Visions and dreams are scuttled in favor of balanced budgets.  It’s very sad.  This congregation proved what happens when a people seize a dream.  $11,000 was raised in just two Sundays to help those in need at ground zero and not one penny of that amount was in the budget.  Budgets are gestimates, we need them but dreams and visions ought not to be cut out of programming before they have a chance to be responded to and embraced.  People give to dreams and visions: they dutifully support budgets.

The greatness of Elijah and John the Baptist is that they held before their people a dream, a vision of a better day when a leader would usher in a new and visible way of living wisely and faithfully.  But prophets and visionaries don’t sit too well with the masses.  After an initial burst of enthusiasm and impetus of followers, most quickly fall into their own pattern of living safely and the prophets are disregarded.  Elijah is replaced by Elisha and carried off to heaven in a fiery chariot.  John the Baptist is beheaded and his head was brought on a platter and given to Salome, who had just danced a seductive number: she gave it to her Mother, the wife of Herodias.

My movie would end here with a series of pictures of boarded up Churches, dead.  They never got the message.  They were too busy trying to be a Church.  And right next to a boarded up Church, I would have a wall with some graffiti on it and some kids sitting there taking drugs.

Then I’d switch the camera to a poor household, wracked by unemployment and scrimping out some poor meals on a little burner.  I’d have a tired looking Doctor, weary from work on a hot day looking out at the people still lined up to see him.

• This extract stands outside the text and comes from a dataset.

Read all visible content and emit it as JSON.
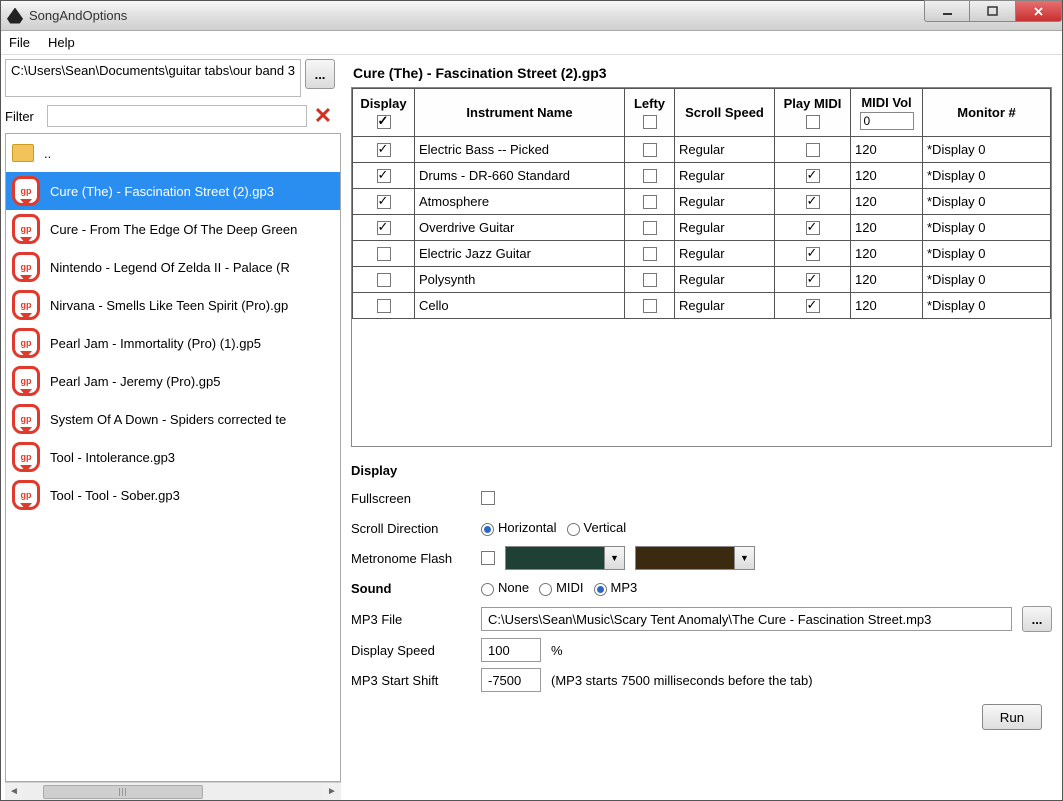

Then I’d switch the camera to a wonderful party, filled with laughter and as it broke up, the camera centers on the huge mounds of food on their way the disposal or the garbage can.  I’d show two committed lovers deep in sorrow because one was dying with Aids and the parents refused to acknowledge the validity of their son.  And I’d show a lovely Church, filled with people unmindful of the misery just yards away.

As the camera pulls away and the scene fades, there is a weird little character standing in the middle of a river saying, “Prepare the way of the Lord, make his paths straight.”  Then Elijah and John the Baptist would walk slowly away and vaguely, like in a mist we could see them joined by another rejected leader, Jesus, of Nazareth, who was crucified, and arm in arm they walk into the sunset,… weeping.